It was a tremendous honor for me to be named chair of the Task Force on Homelessness by Federal Way Mayor Jim Ferrell.
The chance to be part of something never done before in Federal Way is an exciting opportunity, and one that involves a topic close to my heart.
Homelessness is an issue plaguing cities and communities like ours all over the nation. Some municipalities are simply throwing more money at the problem; others are using more hardline tactics – with some even passing ordinances that crack down on those sleeping on the street or panhandling.
Our Task Force has been asked to ultimately provide a strategic plan of action to guide the Federal Way community in responding to homelessness over the next one to five years. It is a task everyone on this committee takes very seriously.
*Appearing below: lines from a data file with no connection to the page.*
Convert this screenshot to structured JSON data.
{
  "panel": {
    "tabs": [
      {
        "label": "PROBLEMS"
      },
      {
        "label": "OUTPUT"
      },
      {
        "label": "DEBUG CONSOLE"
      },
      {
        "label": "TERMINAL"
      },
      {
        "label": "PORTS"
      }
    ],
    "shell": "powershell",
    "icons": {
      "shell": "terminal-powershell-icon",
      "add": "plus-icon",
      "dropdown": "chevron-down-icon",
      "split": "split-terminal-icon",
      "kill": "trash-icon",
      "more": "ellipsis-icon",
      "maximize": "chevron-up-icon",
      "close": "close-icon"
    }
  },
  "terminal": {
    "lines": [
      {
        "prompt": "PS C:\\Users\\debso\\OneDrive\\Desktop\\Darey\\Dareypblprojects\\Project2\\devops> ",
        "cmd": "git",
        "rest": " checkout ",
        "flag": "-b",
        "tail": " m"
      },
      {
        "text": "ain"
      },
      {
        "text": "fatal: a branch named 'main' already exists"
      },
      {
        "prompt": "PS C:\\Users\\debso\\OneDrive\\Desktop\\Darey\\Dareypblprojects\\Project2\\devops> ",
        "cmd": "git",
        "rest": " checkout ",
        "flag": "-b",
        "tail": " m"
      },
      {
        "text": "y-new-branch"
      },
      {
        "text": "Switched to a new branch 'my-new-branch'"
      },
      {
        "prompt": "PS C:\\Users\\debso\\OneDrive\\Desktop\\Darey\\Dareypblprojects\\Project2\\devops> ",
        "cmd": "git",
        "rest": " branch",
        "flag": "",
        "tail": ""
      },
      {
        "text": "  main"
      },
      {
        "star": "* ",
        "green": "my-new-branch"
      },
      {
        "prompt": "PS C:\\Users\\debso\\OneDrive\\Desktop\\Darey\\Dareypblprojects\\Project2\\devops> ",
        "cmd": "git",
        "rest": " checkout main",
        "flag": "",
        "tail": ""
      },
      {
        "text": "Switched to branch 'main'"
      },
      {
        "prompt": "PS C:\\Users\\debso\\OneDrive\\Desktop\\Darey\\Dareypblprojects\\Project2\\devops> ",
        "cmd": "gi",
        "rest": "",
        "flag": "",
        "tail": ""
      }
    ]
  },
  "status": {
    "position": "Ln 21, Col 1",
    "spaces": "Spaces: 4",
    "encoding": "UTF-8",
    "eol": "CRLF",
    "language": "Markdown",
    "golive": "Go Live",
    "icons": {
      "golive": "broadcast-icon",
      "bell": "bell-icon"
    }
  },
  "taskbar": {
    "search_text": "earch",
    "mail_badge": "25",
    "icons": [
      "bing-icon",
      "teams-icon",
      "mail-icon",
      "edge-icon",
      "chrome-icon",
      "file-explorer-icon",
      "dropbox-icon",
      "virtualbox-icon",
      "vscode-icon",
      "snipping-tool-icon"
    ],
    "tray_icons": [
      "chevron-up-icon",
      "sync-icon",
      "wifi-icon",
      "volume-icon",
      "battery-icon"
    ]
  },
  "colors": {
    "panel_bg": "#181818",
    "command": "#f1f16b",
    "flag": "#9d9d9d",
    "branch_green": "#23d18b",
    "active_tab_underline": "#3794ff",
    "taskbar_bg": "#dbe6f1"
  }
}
Our committee members include representatives from the city of Federal Way, Federal Way Public Schools, Veterans Affairs Puget Sound Health Care System, the King County Library System, South King Fire & Rescue, as well as members of the local business, faith communities and local nonprofit organizations.
In the few months since the inception of the Task Force, we have delved into the multilayered and complex issue of homelessness in Federal Way. We have listened as subject matter experts in our group have briefed the team on their firsthand experiences with encampments and what goes on inside them. We have heard from those who have administered treatment – physical, mental or chemical – to homeless individuals. We have also explored how some cities across the country have had success dealing with the issue of homelessness.
The purpose of the in-depth briefings early on is to make sure everyone on the Task Force knows exactly what we are dealing with here.
Only then can we start to assemble some kind of framework for a solution. We need to properly identify where gaps in the support services exist. We need to ask ourselves if services are being duplicated, and what the costs are to build, operate and sustain shelter and housing options. And I’m sure there are questions that we have not even encountered yet.
This is all new in Federal Way. There is no roadmap for what we are doing. But this is the chance for us to build something that can have a lasting impact – hopefully beyond five years if we start to see some success with our ultimate plan. I am enthusiastic and look forward to valuable discussions with our diverse group of experts and professionals.
In the meantime, our Task Force members are being asked to listen to the gritty details, debate about priorities as it pertains to the most important topics and continue to stay focused on the bigger picture. I expect differences of opinions during these discussions and expect members to have a heart open to love and a mind tolerant of differences.
While there has been a concern expressed in the local media that the Task Force meetings are not open to the public, I want to reinforce the fact that this process was my decision based on what I thought was best for this important process.
The hours our Task Force volunteer members put into this effort are valuable – we want to make sure we utilize them to the fullest extent, especially since there are so many facets to this topic.
This is a working group – just like the Mayor’s Blue Ribbon Panel, also not open to the public, which examined the feasibility of the Performing Arts and Event Center in 2014.
In the end, I believe our process will pay dividends to our community when our work is completed. We will have concrete recommendations that can start impacting lives when implemented.
Sharry Edwards is chair of the city of Federal Way’s Task Force on Homelessness.